Richard refused to release him from his service and chose to send me instead to New Orleans." He removed the clip holding her curls in a loose knot at the back of her head. "For Lucan, it was the final insult."

"Bitch-slapped down by the boss." Alex winced. "I bet he just loved that."

"Indeed, he did not." Briefly Michael's arms tightened around her. "He slaughtered the human servants I had left behind in France, and burned my estates to the ground."

"No way." She lifted her head to stare at him. "Is that what he was trying to do to Nurse Heather? Is that why he broke into the house in New Orleans?"

"I cannot say. All I know is this: you are my sygkenis, and that makes you a prize target for him," he warned. "If he can lure you or take you away from me, he will. By seduction or any other means."

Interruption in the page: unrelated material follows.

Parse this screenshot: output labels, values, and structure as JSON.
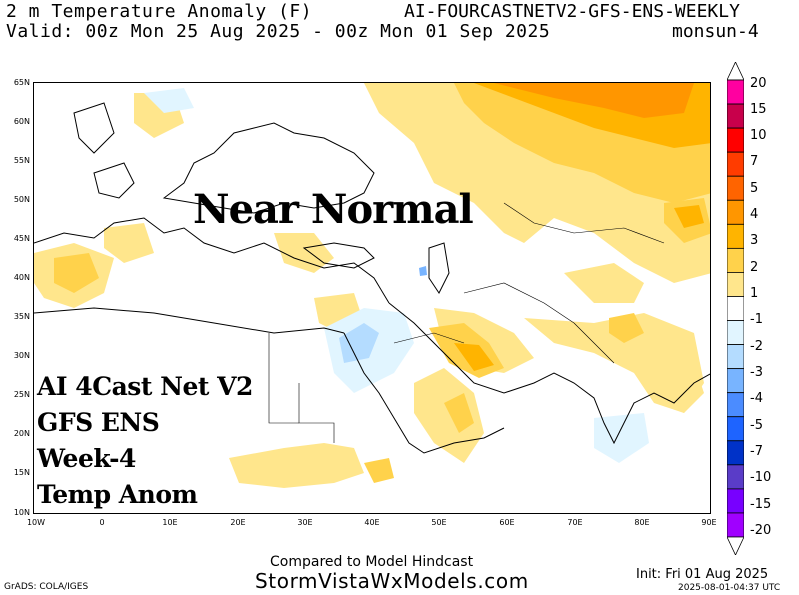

She couldn't believe it. "All this because he couldn't beat you at swords, and you got the cushy overseas assignment that he wanted?"

"Yes." He spanned her jaw with his hand, using his thumb to trace the curve of her upper lip. "Now do you understand why I wish you to go nowhere near Lucan?"

Suddenly a lot of things that had been going on since they had returned from Chicago made sense to her, and she sat up straight. "This is why you've been playing knights in shining armor with Phil four nights a week. You think he's going to come after you for real."

"In this case, ma belle, I have come to him." He stood, still holding her in his arms. "Richard may have convinced Lucan not to assassinate me, but he may yet use any opportunity he can take to torment me. When he broke into La Fontaine, somehow he must have seen you. Later he made it clear to me that he wanted you." He nudged open the door to the master bedroom and carried her inside.

Alex tried to process all this. "Why didn't you tell me about this before we came here?"

"We had real concerns to deal with, Alexandra. My oldest enemy in the world may wish to seduce you, but that does not mean he will." Michael placed her on the net-draped bed and shrugged out of his jacket. "If by chance he does manage to have a private moment alone with you, simply remember what he did to your nurse. To take his revenge on me, he would not hesitate to do the same-or worse-to you."

"Meanwhile, you're giving him a jardin and treating him like one of the old vampire family." Her head was starting to hurt, so she pushed herself off the bed and began walking the floor. "You're not going to take him out, either, are you?"

"If I kill Lucan, Richard will be seriously displeased." Michael began unbuttoning his shirt, and the scent of fullblown roses filled the room. "He might even decide to kill me. It is ironic; Lucan has always been jealous of the attention and favor Richard has shown me, but he is the one the high lord truly considers his surrogate son."

Alex watched him undress down to his black silk boxers and reach for the lighter, more casual clothes Phillipe had left on the edge of the bed. She breathed in his scent and felt the edginess inside her recede a few inches. "You going somewhere?"

"No, but I must make a few phone calls and do some computer work," he said as he shook the folds out of his khaki trousers.

"If you are tired from the journey, you should sleep."